IMO the implementation sucks and the feature is questionable. Recently I set the browser to dark mode, which tells YT to also use dark mode, and if I haven't read here I wouldn't know that this is a toggleable feature. It's sad when we can't tell a feature and a bug apart.


Not being able to distinguish between a feature and a bug is a feature, not a bug.


It's an UI issue.


How much can websites determine about the power of the device they're running on? Obviously it'd be a security issue for them to know too much, but it would be nice to be able to progressively enhance the experience for more powerful devices that can handle it, beyond just mobile vs PC. Even just knowing whether a device was running off battery power could be useful.


Here's what's available, requires permissions:

- BatteryManager.charging

- BatteryManager.chargingTime

- BatteryManager.dischargingTime

- BatteryManager.level

https://developer.mozilla.org/en-US/docs/Web/API/BatteryMana...

https://caniuse.com/?search=BatteryManager


Isn't available in Firefox though...


I don't think you really want websites to make this determination anyway. There are a million reasons why a user might want a website to use fewer resources than their machine could support.

It should just be a setting the user can select. No probing of the machine necessary.


What should be a setting? This specific youtube ambience thing? That is, but it shows the issue - you need to pick a default, and most people won't know they can change it. Having some idea of the capabilities of the device you're running on could allow you to choose sensible defaults.

But if you mean there should be a setting in the browser that websites could check, I agree that could be better.


Sensible defaults go a long way, yes! Although in the case of this YouTube thing, I think the sensible default is to have it disabled regardless of the capabilities of the machine.


It's not unreasonable to hold YouTube devs and QA engineers to a higher standard than everyone else who doesn't work for a ~trillion dollar corporation or deploy code that runs on billions of devices.


Just to be clear I was being a bit snarky, but what I meant is that this is sort of a small, fun, less important project that could be easily given to an intern.

I don’t think there is a bug? It seems like a sort of image processing thing that might take a bit of compute run.
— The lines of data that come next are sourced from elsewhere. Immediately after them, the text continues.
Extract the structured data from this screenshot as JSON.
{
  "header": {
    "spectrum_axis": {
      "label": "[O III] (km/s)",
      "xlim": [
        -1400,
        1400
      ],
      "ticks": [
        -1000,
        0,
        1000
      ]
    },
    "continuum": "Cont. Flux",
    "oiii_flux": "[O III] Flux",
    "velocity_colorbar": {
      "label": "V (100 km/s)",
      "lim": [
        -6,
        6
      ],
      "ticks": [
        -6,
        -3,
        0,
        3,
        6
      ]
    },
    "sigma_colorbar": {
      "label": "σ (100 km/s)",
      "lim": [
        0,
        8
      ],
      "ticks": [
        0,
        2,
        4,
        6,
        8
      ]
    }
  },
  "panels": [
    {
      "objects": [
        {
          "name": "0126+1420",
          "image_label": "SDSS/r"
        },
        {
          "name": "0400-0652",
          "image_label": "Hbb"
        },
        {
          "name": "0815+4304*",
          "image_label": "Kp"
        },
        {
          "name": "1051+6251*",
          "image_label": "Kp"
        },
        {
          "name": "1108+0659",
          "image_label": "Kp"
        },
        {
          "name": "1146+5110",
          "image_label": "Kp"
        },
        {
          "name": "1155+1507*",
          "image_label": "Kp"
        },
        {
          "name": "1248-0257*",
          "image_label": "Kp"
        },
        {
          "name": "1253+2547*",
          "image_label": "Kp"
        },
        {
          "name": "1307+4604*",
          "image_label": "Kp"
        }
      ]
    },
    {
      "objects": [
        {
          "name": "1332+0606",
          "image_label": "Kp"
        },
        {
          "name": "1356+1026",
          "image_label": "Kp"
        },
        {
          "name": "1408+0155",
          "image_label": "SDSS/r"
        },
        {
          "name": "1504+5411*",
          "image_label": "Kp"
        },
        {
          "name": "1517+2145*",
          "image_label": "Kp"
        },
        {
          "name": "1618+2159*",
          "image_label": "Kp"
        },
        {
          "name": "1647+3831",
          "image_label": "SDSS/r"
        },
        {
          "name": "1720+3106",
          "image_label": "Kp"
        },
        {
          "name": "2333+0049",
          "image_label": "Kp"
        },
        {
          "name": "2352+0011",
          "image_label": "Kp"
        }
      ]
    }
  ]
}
To the extent that there’s blame, I’d lay the blame at the feet of whoever decided it should be turned on by default.


This is definitely worth getting salty about when you consider the cumulative electricity wasted for something so trivial. Google should be strictly monitoring performance and CPU consumption of their changes on youtube since a screwup there is the climate change equivalent of paying for 747s to fly in circles.


We aren’t talking about misaligned element here, you know.

There are millions of FF Mac users, it’s not unreasonable to expect YouTube to do some basic testing. Never got any issues showing ads, though.